【ノルディック複合】プレッシャーを「銀」に変えた渡部暁斗の心・技・体 (3ページ目)

  • 折山淑美●文 text by Oriyama Toshimi photo by JMPA

 年明けにかかったインフルエンザが治ってからは、それまで迷いのあったジャンプの助走の姿勢も、ピタリと決まるようになったという。病気になってしっかり休んだことで、溜まっていた疲労が抜け、身体もリフレッシュできたと語る。「寝ている間にジャンプなどのイメージトレーニングをしていたのか?」という質問に対し、渡部は、「いえ、何もやっていませんよ。寝ながらゲームをやっていただけですから」と応えて記者たちを笑わせた。

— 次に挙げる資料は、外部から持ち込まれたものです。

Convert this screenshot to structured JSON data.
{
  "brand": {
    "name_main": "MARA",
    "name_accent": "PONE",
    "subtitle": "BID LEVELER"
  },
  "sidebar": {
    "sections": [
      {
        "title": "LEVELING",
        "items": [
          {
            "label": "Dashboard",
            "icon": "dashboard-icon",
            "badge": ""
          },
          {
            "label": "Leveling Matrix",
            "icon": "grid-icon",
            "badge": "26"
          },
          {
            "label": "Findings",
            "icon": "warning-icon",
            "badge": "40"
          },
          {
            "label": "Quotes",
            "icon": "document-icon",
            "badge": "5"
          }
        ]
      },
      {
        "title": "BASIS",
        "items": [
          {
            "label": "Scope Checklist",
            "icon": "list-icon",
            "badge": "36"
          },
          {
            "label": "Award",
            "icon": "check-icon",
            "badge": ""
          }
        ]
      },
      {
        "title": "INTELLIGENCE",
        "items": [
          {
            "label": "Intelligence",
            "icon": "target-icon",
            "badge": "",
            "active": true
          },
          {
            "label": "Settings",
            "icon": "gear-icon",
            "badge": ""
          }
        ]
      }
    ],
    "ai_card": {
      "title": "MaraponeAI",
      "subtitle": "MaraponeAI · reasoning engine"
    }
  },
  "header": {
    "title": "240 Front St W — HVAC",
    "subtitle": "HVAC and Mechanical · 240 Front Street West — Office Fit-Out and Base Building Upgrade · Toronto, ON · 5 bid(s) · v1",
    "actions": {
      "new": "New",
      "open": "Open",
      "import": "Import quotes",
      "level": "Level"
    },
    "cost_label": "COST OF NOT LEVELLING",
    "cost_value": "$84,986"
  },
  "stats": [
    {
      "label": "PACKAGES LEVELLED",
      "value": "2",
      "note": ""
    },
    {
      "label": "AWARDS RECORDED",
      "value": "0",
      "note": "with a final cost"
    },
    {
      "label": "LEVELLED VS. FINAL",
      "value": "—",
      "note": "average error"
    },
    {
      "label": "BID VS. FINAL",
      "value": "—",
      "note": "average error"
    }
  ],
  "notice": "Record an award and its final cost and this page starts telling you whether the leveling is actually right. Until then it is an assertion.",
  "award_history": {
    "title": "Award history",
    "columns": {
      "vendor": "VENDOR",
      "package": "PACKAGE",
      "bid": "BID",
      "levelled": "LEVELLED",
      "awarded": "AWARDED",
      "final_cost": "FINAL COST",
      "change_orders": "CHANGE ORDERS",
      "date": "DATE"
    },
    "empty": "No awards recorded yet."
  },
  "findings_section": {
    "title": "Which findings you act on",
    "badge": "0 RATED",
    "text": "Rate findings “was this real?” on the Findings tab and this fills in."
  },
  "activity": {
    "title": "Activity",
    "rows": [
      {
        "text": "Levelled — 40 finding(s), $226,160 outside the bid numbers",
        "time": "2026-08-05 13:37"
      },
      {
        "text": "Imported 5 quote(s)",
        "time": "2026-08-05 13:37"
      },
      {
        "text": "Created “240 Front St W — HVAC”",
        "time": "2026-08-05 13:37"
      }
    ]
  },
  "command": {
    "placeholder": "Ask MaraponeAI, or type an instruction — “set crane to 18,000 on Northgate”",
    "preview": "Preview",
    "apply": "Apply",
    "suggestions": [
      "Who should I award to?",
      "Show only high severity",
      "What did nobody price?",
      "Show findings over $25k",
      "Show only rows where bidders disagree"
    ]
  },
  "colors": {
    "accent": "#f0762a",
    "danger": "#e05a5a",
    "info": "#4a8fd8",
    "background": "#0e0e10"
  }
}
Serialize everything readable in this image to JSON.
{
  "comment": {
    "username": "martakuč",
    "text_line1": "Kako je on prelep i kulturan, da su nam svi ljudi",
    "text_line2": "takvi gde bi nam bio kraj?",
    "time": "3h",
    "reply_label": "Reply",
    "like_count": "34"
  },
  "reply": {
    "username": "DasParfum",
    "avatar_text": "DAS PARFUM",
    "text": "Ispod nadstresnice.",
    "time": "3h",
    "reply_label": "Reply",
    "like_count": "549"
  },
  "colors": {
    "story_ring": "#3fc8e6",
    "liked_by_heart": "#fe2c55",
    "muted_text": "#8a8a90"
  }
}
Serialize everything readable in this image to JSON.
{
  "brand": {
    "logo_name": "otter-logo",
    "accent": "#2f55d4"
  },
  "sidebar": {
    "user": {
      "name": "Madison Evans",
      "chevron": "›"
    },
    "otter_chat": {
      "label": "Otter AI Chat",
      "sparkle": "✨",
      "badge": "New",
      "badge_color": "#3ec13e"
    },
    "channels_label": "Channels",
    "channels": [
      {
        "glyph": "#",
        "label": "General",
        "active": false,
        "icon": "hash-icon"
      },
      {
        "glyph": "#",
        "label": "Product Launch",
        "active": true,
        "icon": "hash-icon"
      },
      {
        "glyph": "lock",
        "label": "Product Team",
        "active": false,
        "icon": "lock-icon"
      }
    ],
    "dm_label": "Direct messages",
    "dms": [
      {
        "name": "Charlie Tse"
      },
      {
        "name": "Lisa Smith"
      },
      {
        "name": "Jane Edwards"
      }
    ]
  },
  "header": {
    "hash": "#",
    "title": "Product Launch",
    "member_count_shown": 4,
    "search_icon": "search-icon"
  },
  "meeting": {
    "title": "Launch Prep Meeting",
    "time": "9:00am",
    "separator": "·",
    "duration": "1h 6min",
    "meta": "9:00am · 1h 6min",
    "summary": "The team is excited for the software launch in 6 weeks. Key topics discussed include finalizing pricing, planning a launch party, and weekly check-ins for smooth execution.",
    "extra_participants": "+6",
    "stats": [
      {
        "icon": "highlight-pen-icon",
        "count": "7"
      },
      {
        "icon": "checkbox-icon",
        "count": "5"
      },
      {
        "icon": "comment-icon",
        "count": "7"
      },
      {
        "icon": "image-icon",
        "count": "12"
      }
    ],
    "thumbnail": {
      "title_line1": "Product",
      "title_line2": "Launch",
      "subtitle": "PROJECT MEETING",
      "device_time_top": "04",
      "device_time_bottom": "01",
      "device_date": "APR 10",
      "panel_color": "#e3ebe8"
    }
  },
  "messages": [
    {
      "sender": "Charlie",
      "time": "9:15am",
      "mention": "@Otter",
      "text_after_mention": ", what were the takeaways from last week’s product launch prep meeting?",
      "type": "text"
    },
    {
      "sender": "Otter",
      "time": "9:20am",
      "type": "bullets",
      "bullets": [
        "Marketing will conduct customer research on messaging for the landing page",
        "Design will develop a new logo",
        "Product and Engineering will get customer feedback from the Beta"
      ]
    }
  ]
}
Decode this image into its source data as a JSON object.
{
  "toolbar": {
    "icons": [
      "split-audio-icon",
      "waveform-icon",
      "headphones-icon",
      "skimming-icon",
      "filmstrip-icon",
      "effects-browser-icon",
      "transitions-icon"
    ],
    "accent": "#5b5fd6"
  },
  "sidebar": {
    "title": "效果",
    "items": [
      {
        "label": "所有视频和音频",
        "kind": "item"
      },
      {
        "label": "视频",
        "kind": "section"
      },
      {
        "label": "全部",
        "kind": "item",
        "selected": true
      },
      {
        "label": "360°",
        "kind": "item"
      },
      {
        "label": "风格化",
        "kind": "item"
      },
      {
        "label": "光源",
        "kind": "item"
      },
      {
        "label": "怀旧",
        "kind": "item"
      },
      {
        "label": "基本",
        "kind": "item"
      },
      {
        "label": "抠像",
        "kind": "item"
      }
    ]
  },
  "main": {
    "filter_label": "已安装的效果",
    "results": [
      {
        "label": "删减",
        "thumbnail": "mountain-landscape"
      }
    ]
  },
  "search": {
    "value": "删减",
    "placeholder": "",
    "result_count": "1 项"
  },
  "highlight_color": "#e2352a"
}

 五輪直前のW杯総合ランキングは2位。走りにさらなる自信をつけた今季は、普通にジャンプをすれば、走りで巻き返して表彰台へ上がれるという手ごたえを掴んだ。だが、そんな状態で迎えた五輪でも、渡部はこれまでに感じたことのないようなプレッシャーがあったという。

「僕がこの競技をやっているのは、技の追求や研鑽(けんさん)が一番の目的なんです。でも、そうやっている中で結果を出したことによって、注目されるようになり、金銭面や用具提供などでサポートを受けられるようになった。JOC(日本オリンピック委員会)のマルチサポートも受けるようになったし、日本スキー連盟の特A指定になって海外遠征にも出させてもらっている。そういうスポンサーの存在やテレビや新聞の取材を受けることも、結局は、『期待されているから』じゃないですか。だから、そういう期待に応えなければいけないんじゃないか……ということを考えた時期もありました。僕が競技に対して思っていることと違うところでのプレッシャーがすごくあったので、それは正直苦しかった」

 そんなプレッシャーや苦しさを抱えながら、渡部はソチの地で自分のやるべきことをやって、銀メダルを獲得した。だからこそ、それは決してフロックではなく、本当に自分の手で勝ち得たメダルだともいえる。

「とりあえずメダルを獲ってホッとしたけど、まだまだプレッシャーは感じていますよ。これからラージヒルも、団体戦もありますから」

 こう言いながら笑顔を見せる渡部だからこそ、ノーマルヒルの銀メダルに止まらず、ラージヒルや団体戦でもメダルを手にしてくれるのではないか――。そんな期待も膨らんできた。